Joachim shares a passion for honey bees with his father, Sepp Mitterer, the head of the local mountain rescue team. Together they have studied much about the subject of beekeeping and Joachim enthuses just how intelligent and social these little insects are: “Humans are said to be the most intelligent in the world of mammals, and bees the most intelligent in the world of insects. When in flight, if a bee comes across nectar, it flies back to the hive and passes on the information to the other bees and of approximately how far away and in which direction the nectar is situated by way of a tail waggling dance. If a bee feels she is coming towards the end of her life, she flies away from the hive to save her colony from any unnecessary work. On their first flight, a young bee would exit the hive backwards to memorise where the entrance is – which the beekeepers will have marked with colours or with flowers. “It is this passion for the life of a bee that is so important”. As Sepp Grünwald says “We don’t only require beekeepers to be well-trained. Without heart and passion, all the expertise in the world is of no help. Those who pursue beekeeping for image reasons or purely commercial intent will fail in the long run. But with my two young beekeepers here, I have no need to worry, I know their bee colony will have a good year and provide a harvest of honey over many years to come”.

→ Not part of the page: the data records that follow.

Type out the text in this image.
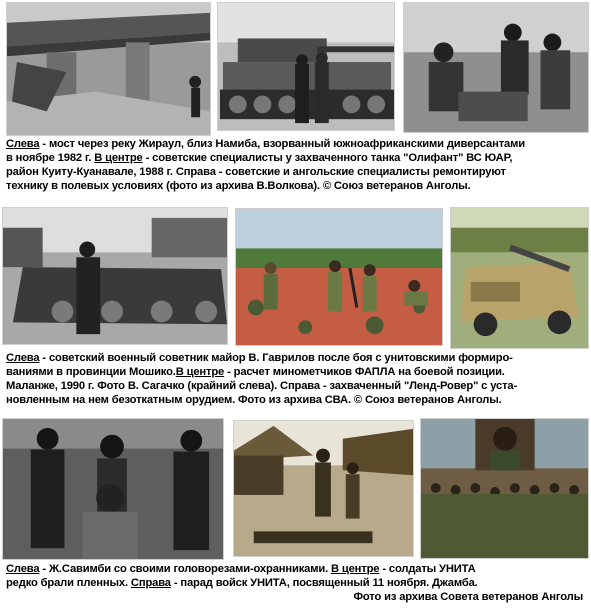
Слева - мост через реку Жираул, близ Намиба, взорванный южноафриканскими диверсантами
в ноябре 1982 г. В центре - советские специалисты у захваченного танка "Олифант" ВС ЮАР,
район Куиту-Куанавале, 1988 г. Справа - советские и ангольские специалисты ремонтируют
технику в полевых условиях (фото из архива В.Волкова). © Союз ветеранов Анголы.
Слева - советский военный советник майор В. Гаврилов после боя с унитовскими формиро-
ваниями в провинции Мошико.В центре - расчет минометчиков ФАПЛА на боевой позиции.
Маланже, 1990 г. Фото В. Сагачко (крайний слева). Справа - захваченный "Ленд-Ровер" с уста-
новленным на нем безоткатным орудием. Фото из архива СВА. © Союз ветеранов Анголы.
Слева - Ж.Савимби со своими головорезами-охранниками. В центре - солдаты УНИТА
редко брали пленных. Справа - парад войск УНИТА, посвященный 11 ноября. Джамба.
Фото из архива Совета ветеранов Анголы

All three agree that the honey from the Glemmtal has a unique quality. “No pesticides are sprayed in the area, and the meadows are only mown a maximum of three times throughout the summer. This ensures a huge variety of herbs and flowers, the diversity of which can be tasted in the honey from Saalbach Hinterglemm”. Naturally, honey is offered on the beekeepers’ breakfast table every day of which the guests can also sample. It’s a nice gesture if we surprise our guests with a jar of honey when they depart” states Joachim, who as well as working at the local Lagerhaus (warehouse) and partaking in many sporting activities finds enough time for his bees. Siegi who works on his family’s farm, as well as running the family’s guesthouse, beekeeping brings even more benefits: “As a farmer, I am more than aware of how important bees are for my fruit trees and fields. It is not only our farm but also the neighbouring farms that profit from my colony of bees”.
Honey is harvested when the bees are ready. “If they don’t cover the honeycomb in honey, then we can’t start the honey spinning process. Only when the bees have preserved the honey with wax, it is time to harvest. This process has to be carried out in a respectful and thoughtful way as the extraction of honey is an encroachment in the kingdom of the bee colony. But with our breed of bees, the docile Carnica bees from Corinthia this is not a problem, as long as you are not jittery and stressed yourself”. Explains the bee master, who has not been stung by his bees due to his calm and stress-free nature: “Therefore, for beekeeping you have to take time, a hasty and abrupt approach will not work”! All three beekeepers could tell many stories about their work and their queen bees, and their fascination is contagious. Those interested in the life of bees can visit the Heimathaus (local history museum) in Saalbach and the exhibition beehive. Also, upon request, the beekeepers are also happy to answer any questions.